File Info Get Attributes Default Enumeration Mode
Figure 6 - Default enumeration mode doesn't skip Devices

It only skips over hidden and system files, but allows everything else.

The \\.\nul error is caused by a Device map of some sort so skipping over devices might be useful.

So, rather than using the default directory listing, we can use explicit EnumerationOptions and skip over devices, like this:

string[] files = [];
try 
{
	var opts = new EnumerationOptions { AttributesToSkip = FileAttributes.Hidden |
	                                    FileAttributes.Directory | FileAttributes.Device |
	                                    FileAttributes.ReparsePoint | FileAttributes.Temporary};
	if (config.ShowAllFiles)
	    opts.AttributesToSkip =  FileAttributes.Directory | FileAttributes.Device |
	                             FileAttributes.ReparsePoint;
	files = Directory.Files(baseFolder, "*.*", opts);
}
catch { /* ignore */ }

foreach(var file in files) { ... }

Keep in mind that this is for a widely used generic implementation so there's a extra safety built in here with the try/catch to protect against invalid user provided folder names etc. from throwing out of the app.
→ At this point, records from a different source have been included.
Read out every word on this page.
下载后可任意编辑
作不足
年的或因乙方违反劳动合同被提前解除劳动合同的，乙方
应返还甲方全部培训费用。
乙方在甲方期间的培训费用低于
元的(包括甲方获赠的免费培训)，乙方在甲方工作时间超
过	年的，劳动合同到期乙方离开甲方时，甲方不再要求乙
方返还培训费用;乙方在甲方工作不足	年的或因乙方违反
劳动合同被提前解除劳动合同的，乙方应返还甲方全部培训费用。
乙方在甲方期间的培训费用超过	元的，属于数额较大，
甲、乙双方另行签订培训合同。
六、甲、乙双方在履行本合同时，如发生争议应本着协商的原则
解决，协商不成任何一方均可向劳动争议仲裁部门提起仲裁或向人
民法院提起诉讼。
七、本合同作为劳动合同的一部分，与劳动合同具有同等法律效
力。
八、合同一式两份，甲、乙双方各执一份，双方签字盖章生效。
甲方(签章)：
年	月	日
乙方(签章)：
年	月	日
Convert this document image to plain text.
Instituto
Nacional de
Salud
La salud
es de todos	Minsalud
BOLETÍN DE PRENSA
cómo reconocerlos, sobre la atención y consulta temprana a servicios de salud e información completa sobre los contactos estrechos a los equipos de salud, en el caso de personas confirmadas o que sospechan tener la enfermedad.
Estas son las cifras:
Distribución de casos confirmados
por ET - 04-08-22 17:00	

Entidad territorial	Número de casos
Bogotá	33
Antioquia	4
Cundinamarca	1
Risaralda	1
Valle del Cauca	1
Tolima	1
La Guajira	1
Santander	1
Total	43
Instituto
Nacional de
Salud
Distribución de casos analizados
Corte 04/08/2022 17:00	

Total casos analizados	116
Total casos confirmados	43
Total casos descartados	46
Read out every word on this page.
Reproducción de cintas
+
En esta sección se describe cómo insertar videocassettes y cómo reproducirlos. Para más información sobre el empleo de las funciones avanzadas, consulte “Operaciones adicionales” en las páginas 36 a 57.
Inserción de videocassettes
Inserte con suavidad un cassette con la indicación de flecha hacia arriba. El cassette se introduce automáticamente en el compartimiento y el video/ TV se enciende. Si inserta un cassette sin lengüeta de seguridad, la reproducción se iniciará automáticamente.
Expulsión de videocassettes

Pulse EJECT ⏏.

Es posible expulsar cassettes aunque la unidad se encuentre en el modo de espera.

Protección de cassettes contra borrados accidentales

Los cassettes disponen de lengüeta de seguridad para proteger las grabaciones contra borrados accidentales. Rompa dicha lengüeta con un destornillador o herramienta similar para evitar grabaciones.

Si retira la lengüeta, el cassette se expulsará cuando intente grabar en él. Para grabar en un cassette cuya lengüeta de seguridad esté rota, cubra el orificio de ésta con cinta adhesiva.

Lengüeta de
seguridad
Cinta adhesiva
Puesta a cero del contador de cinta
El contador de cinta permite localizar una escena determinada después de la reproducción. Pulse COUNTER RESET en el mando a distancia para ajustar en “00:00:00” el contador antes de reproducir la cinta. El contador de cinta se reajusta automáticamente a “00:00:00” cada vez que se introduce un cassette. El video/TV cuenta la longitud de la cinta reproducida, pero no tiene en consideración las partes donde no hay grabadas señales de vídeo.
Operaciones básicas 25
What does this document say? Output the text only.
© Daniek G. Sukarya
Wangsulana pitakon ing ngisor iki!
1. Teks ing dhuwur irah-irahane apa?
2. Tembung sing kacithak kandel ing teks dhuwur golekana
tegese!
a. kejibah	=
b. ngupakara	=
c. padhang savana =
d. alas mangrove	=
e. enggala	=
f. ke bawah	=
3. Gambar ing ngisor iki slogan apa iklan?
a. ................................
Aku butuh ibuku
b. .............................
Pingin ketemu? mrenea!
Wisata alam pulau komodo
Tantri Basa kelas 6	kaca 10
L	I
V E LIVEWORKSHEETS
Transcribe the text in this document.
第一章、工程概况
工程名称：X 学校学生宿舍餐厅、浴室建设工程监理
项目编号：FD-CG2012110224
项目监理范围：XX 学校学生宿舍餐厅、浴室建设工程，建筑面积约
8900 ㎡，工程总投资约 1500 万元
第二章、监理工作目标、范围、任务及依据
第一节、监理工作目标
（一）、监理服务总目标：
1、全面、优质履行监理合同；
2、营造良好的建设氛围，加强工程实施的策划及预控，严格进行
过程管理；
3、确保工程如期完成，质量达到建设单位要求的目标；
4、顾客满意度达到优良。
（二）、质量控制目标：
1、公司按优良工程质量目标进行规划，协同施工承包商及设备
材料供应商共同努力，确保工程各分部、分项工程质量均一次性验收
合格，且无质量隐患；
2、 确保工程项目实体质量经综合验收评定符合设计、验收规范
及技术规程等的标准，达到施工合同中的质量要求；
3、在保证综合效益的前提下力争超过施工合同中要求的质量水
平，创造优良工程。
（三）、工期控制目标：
In that scenario there's no file list returned.

The code above should prevent devices and reparse points - which are likely the cause of the \\.\nul device errors I'm seeing in the log - to stop occurring as they are not being returned by the directory listing.

Summary

Since implementing this fix the logs have been clean of the errors. Since I never had a repro scenario I can only go off my logs though so I can't be 100% certain that the problem is solved, but using both the directory skip filter plus the exception handling around the Attributes retrieval most definitely should fix this issue.

To be clear this is a huge edge case for a very generic file browser solution that's going to get all sorts of weird shit thrown at it from many different types of users from power users to your grandma's file systems. In more controlled situations you probably don't have to worry about edge cases like this.

However, it's important to remember that there can be funky behaviors with filesystem behavior related to symlinks and remapped folders (like DropBox). For example, I just ran into an issue where FileInfo.Exists reports the Dropbox folder as non-existing where Directory.GetDirectory() does. IOW, symlinked files and folders can have odd behaviors and in those scenarios where you're dealing with symlinked file artifacts it might be a good idea to explicitly specify the file attributes to avoid unexpected failures that can't be easily handled with predictable logic.